In terms of performance, they both performed exactly the same. Based on Antenna web, I'm supposed to get about 50 channels using an indoor antenna. With the leaf plus I got 44 and with the ultimate I got exactly the same. If I install the antenna outside, I get 48 out of 50 on both antennas.

So why pay $90 for the ultimate? It's a good antenna (The best from all I have tested), but if you already have the plus, it may not be worth to also get this one unless u really need it.

The only difference is that the ultimate has a 16' cable and the amplifier is detachable.

I took the amp and installed it in a non-leaf antenna and it performed exactly as the leaf (44 out of 50 indoor; 48 out of 50 outdoor).

I'm guessing that what makes the leaf so good is not the antenna, but the jolt amplifier.

**********************
** UPDATE: 02/07/13 **
**********************

I wanted to share some additional info with everyone:

I used to have a bundled service (Internet / Digital Cable w some premium channels) with bright house network. When I got the leaf, I decided to drop my cable and only leave internet access. By doing so, I was able to save a bit more than $80 per month.

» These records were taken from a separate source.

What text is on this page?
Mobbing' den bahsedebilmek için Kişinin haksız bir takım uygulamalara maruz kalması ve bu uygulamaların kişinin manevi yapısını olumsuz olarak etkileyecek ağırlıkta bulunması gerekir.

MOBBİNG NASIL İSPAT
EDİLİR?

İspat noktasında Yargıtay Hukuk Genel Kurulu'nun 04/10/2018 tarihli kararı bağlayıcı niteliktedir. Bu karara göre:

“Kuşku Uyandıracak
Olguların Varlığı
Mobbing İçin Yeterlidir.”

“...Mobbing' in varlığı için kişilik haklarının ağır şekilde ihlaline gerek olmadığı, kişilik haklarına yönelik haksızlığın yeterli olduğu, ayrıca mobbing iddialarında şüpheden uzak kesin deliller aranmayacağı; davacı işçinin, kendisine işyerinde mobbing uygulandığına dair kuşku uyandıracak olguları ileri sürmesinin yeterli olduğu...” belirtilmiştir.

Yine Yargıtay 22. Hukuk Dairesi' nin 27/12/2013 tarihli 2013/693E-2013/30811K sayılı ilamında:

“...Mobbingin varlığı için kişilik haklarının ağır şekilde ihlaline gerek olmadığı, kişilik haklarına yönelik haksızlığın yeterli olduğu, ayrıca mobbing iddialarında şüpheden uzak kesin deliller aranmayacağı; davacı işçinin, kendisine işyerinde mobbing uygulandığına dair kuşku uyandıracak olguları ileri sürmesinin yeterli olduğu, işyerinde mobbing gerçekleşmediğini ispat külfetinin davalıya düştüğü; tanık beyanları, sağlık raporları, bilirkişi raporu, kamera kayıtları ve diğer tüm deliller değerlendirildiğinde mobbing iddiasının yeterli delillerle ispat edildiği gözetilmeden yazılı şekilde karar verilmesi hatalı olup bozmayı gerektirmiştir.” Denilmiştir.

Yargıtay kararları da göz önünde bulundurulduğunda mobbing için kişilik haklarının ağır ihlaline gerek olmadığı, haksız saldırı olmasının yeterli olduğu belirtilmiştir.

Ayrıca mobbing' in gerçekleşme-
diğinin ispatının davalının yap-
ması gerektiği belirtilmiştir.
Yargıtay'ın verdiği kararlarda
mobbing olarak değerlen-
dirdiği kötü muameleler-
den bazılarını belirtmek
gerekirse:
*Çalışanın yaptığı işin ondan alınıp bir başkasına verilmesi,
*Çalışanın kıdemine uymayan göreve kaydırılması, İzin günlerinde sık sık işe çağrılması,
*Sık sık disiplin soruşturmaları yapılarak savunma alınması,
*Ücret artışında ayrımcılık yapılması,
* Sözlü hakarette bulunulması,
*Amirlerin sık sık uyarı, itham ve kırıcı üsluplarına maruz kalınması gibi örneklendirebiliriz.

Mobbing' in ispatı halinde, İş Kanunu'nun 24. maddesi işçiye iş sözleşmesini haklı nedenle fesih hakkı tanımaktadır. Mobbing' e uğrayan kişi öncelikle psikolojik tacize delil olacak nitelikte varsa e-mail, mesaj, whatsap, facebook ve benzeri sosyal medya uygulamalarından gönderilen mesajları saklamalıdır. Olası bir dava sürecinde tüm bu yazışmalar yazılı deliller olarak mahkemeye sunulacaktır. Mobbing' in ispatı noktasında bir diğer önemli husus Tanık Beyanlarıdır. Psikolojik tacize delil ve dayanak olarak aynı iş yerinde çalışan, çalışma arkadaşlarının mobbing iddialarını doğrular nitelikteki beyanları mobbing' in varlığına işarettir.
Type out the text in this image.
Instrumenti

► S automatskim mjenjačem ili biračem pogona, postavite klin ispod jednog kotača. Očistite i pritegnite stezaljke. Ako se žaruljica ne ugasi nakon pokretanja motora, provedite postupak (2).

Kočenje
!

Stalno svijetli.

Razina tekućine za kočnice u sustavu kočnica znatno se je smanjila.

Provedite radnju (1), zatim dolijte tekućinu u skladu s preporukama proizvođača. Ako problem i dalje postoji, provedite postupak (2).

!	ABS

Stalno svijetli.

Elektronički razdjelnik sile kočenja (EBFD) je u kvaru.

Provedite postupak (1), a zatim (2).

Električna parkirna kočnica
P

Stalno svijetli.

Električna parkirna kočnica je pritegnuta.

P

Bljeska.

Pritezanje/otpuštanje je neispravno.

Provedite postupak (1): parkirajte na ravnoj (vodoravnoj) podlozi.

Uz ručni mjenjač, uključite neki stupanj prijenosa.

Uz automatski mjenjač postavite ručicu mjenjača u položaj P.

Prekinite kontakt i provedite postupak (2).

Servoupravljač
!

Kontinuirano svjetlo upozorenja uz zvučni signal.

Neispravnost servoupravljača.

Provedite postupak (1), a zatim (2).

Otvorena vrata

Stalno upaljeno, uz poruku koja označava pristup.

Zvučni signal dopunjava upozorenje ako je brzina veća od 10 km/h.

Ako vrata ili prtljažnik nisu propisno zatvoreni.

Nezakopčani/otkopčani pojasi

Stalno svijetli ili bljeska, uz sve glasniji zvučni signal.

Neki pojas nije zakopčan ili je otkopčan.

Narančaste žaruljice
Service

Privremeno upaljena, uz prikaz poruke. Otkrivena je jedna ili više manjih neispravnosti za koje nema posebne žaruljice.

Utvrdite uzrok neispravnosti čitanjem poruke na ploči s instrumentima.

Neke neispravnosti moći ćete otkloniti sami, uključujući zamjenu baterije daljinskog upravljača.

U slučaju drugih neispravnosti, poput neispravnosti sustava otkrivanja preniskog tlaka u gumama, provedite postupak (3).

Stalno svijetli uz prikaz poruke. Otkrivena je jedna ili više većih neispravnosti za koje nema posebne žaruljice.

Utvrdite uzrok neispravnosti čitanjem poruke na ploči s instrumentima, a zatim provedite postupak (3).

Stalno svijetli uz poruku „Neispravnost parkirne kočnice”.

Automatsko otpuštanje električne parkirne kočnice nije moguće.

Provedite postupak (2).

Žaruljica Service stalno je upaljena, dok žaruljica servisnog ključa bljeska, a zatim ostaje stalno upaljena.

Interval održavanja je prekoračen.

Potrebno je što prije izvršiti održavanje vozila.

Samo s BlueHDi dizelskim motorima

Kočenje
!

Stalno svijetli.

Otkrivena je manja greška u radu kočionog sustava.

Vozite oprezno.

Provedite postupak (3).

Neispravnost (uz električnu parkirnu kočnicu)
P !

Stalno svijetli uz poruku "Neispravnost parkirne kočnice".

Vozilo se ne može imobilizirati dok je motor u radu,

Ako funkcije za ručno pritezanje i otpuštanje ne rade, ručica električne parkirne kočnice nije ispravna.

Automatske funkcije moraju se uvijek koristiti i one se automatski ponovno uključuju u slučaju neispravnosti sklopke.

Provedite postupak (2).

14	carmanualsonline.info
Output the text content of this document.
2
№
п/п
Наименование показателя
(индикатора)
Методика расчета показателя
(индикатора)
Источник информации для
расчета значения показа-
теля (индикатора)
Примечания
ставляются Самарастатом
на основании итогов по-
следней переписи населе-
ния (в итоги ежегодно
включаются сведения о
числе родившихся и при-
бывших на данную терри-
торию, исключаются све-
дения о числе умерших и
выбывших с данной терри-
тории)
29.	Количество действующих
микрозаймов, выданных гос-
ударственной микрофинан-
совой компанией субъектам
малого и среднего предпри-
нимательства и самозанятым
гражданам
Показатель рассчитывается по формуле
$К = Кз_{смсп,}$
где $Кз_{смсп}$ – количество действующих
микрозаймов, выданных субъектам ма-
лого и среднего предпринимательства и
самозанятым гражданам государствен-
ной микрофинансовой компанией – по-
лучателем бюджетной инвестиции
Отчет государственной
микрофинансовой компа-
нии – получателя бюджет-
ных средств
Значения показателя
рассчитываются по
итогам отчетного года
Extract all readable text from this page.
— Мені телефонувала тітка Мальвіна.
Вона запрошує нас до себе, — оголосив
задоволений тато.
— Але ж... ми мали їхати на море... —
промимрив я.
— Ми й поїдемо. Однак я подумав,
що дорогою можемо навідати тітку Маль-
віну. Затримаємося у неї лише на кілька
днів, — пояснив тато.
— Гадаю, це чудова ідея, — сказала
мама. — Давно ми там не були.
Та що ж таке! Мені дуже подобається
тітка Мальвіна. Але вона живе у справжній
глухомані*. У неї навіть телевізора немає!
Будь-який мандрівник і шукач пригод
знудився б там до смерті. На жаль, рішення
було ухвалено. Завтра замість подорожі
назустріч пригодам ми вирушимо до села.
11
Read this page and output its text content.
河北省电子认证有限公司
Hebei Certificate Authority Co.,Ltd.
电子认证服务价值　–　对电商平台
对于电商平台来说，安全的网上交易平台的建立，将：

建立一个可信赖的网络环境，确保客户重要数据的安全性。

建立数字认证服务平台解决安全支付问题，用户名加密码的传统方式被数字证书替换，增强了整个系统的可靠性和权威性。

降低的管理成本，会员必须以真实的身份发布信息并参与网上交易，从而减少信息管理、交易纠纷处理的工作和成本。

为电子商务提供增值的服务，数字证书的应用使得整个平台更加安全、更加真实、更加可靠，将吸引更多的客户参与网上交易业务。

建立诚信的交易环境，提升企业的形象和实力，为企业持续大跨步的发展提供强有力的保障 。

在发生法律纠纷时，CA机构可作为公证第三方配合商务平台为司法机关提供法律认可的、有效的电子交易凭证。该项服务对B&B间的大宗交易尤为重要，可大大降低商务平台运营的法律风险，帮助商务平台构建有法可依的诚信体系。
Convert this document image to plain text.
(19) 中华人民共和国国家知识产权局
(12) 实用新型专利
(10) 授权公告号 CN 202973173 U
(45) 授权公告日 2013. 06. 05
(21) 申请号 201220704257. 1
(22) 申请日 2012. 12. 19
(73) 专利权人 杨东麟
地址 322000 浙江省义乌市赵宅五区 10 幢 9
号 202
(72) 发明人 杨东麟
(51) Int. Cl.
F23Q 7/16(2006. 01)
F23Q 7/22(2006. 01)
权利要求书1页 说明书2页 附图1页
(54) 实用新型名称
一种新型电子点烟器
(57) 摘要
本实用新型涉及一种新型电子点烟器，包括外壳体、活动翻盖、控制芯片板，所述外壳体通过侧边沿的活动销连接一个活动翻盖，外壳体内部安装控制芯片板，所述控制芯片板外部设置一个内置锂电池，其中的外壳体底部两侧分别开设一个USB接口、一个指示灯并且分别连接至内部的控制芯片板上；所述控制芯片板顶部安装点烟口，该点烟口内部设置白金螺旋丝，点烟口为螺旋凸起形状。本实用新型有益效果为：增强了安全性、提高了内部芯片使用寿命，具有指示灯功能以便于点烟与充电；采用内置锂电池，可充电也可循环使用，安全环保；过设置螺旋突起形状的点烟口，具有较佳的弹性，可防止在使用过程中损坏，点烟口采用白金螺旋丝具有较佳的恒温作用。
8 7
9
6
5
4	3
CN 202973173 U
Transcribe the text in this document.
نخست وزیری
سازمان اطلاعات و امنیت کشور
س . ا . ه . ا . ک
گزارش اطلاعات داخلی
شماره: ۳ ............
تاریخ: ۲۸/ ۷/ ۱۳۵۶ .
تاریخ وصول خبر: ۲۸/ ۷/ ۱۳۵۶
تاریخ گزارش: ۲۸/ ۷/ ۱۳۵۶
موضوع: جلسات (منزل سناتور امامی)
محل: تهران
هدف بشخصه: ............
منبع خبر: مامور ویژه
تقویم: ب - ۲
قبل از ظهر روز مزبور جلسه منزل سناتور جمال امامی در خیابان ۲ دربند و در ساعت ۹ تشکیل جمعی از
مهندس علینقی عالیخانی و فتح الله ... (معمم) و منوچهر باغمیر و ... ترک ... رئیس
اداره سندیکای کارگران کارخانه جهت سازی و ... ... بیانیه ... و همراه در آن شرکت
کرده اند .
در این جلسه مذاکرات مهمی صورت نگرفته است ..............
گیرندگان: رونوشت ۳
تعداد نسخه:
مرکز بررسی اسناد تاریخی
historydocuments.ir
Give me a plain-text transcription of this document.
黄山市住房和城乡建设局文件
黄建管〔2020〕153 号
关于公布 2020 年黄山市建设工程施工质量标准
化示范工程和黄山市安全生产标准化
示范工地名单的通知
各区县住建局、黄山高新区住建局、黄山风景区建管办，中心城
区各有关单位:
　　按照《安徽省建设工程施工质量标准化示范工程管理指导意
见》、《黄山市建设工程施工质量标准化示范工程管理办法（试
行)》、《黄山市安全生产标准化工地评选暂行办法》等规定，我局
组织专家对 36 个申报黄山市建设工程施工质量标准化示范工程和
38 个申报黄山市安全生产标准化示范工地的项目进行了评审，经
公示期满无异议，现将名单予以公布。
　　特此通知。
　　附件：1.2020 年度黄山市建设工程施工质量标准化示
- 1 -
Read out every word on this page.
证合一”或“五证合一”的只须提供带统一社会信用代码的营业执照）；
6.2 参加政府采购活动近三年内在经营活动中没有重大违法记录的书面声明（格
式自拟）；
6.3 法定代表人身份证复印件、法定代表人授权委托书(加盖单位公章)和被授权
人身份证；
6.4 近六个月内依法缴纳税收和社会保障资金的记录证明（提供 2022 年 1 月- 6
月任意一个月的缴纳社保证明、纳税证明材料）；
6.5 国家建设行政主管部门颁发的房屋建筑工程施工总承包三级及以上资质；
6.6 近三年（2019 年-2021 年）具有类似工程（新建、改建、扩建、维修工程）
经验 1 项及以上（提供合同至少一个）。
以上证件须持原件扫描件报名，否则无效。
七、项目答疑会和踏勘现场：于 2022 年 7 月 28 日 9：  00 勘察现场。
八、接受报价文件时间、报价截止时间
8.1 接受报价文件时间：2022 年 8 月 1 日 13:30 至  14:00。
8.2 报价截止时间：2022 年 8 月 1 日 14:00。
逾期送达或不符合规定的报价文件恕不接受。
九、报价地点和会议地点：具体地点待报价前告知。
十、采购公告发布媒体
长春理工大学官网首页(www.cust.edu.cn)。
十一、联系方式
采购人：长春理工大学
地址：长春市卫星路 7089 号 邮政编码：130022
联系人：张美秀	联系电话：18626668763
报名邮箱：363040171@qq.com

I guess you are thinking "Why is this so important?" Continue reading... :-)

After the cable company came and picked up the DVR and disconnected the cable, out of curiosity I decided to connect the TV to the cable outlet. For my surprise, the connection was transmitting all local channels for FREE; No antenna needed. I thought it had to be an error, but it looks like they installed some type of filter to prevent basic/extended cable to be viewed and left the local channels. I don't know if this was an employee error, a law/reg. rule that obligates them not to charge for local channels or if perhaps this is some type of "courtesy" policy to those that have internet and no cable.

If you are in this situation, try connecting the TV to the cable outlet and scan for channels. Don't forget to set your TV to "Cable TV" and not antenna when doing so.